## 数学代写|金融数学代写Financial Mathematics代考|Analytics from Machine Learning Literature

The technical trading rules that are to be discussed in Chapter 6 involve a relatively small information set to carry out predictions. It treats each of the ‘ $n$ ‘ time series of asset returns as autonomous. As pointed out by Malkiel (2012) [258], these rules can be easily implemented by most market participants if such opportunities should emerge, and market efficiency would rule them out as winning strategies. More powerful prediction methods using a very large set of potential predictors and yet capable of avoiding overfitting are needed to take advantage of transient opportunities. We gave an overview of recent advances in high-dimensional regression in Chapter $4 .$ The classification techniques can also be formulated with a high-dimensional feature vector. In machine learning and in computer science the focus is to handle rapidly different types of data (including text). The literature in this field is vast and so richly detailed that a single chapter wouldn’t do justice to the topic. Consequently, here we will only briefly mention tools that are deemed to be relevant to trading and invite interested readers to further their knowledge with dedicated references such as Goodfellow, Bengio, and Courville (2016) [168] and Lopez de Prado (2018) [252].
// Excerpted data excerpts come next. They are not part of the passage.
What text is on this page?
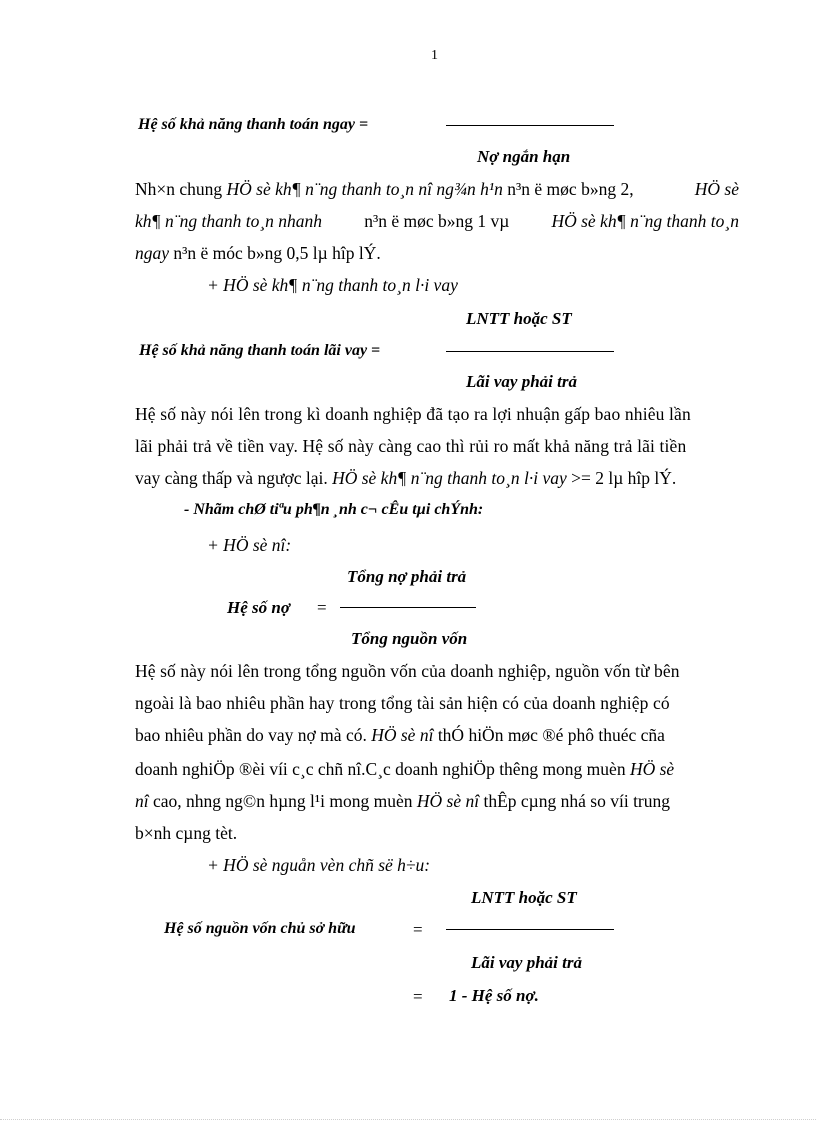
1
Hệ số khả năng thanh toán ngay =
Nợ ngắn hạn
Nh×n chung HÖ sè kh¶ n¨ng thanh to¸n nî ng¾n h¹n n³n ë møc b»ng 2,	HÖ sè
kh¶ n¨ng thanh to¸n nhanh n³n ë møc b»ng 1 vµ HÖ sè kh¶ n¨ng thanh to¸n
ngay n³n ë móc b»ng 0,5 lµ hîp lÝ.
+ HÖ sè kh¶ n¨ng thanh to¸n l·i vay
LNTT hoặc ST
Hệ số khả năng thanh toán lãi vay =
Lãi vay phải trả
Hệ số này nói lên trong kì doanh nghiệp đã tạo ra lợi nhuận gấp bao nhiêu lần
lãi phải trả về tiền vay. Hệ số này càng cao thì rủi ro mất khả năng trả lãi tiền
vay càng thấp và ngược lại. HÖ sè kh¶ n¨ng thanh to¸n l·i vay >= 2 lµ hîp lÝ.
- Nhãm chØ tiªu ph¶n ¸nh c¬ cÊu tµi chÝnh:
+ HÖ sè nî:
Tổng nợ phải trả
Hệ số nợ =
Tổng nguồn vốn
Hệ số này nói lên trong tổng nguồn vốn của doanh nghiệp, nguồn vốn từ bên
ngoài là bao nhiêu phần hay trong tổng tài sản hiện có của doanh nghiệp có
bao nhiêu phần do vay nợ mà có. HÖ sè nî thÓ hiÖn møc ®é phô thuéc cña
doanh nghiÖp ®èi víi c¸c chñ nî.C¸c doanh nghiÖp thêng mong muèn HÖ sè
nî cao, nhng ng©n hµng l¹i mong muèn HÖ sè nî thÊp cµng nhá so víi trung
b×nh cµng tèt.
+ HÖ sè nguån vèn chñ së h÷u:
LNTT hoặc ST
Hệ số nguồn vốn chủ sở hữu	=
Lãi vay phải trả
= 1 - Hệ số nợ.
Machine learning is a still-growing area of computer science that encompasses other well-established areas such as statistics, computational algorithms, control theory, etc. The focus in machine learning is on developing efficient algorithms for prediction or for classification using large data sets. The efficiency is gauged by predictive validation accuracy. The inferential aspects of statistical theory, such as standard error of the estimates, confidence intervals, etc., are generally not of much concern. Some areas where machine learning methods have led to significant contribution are classification, clustering and multi-dimensional regression. The attractiveness of these methods lies in the fact that they do not need any a priori theory to suggest which relevant variables to consider. Therefore with no prescription of variables, the variable or feature selection becomes an important process in machine learning. The statistical foundations of machine learning methods are also alternatively referred to as statistical learning methods. We provide a brief description of a select few methods in this section.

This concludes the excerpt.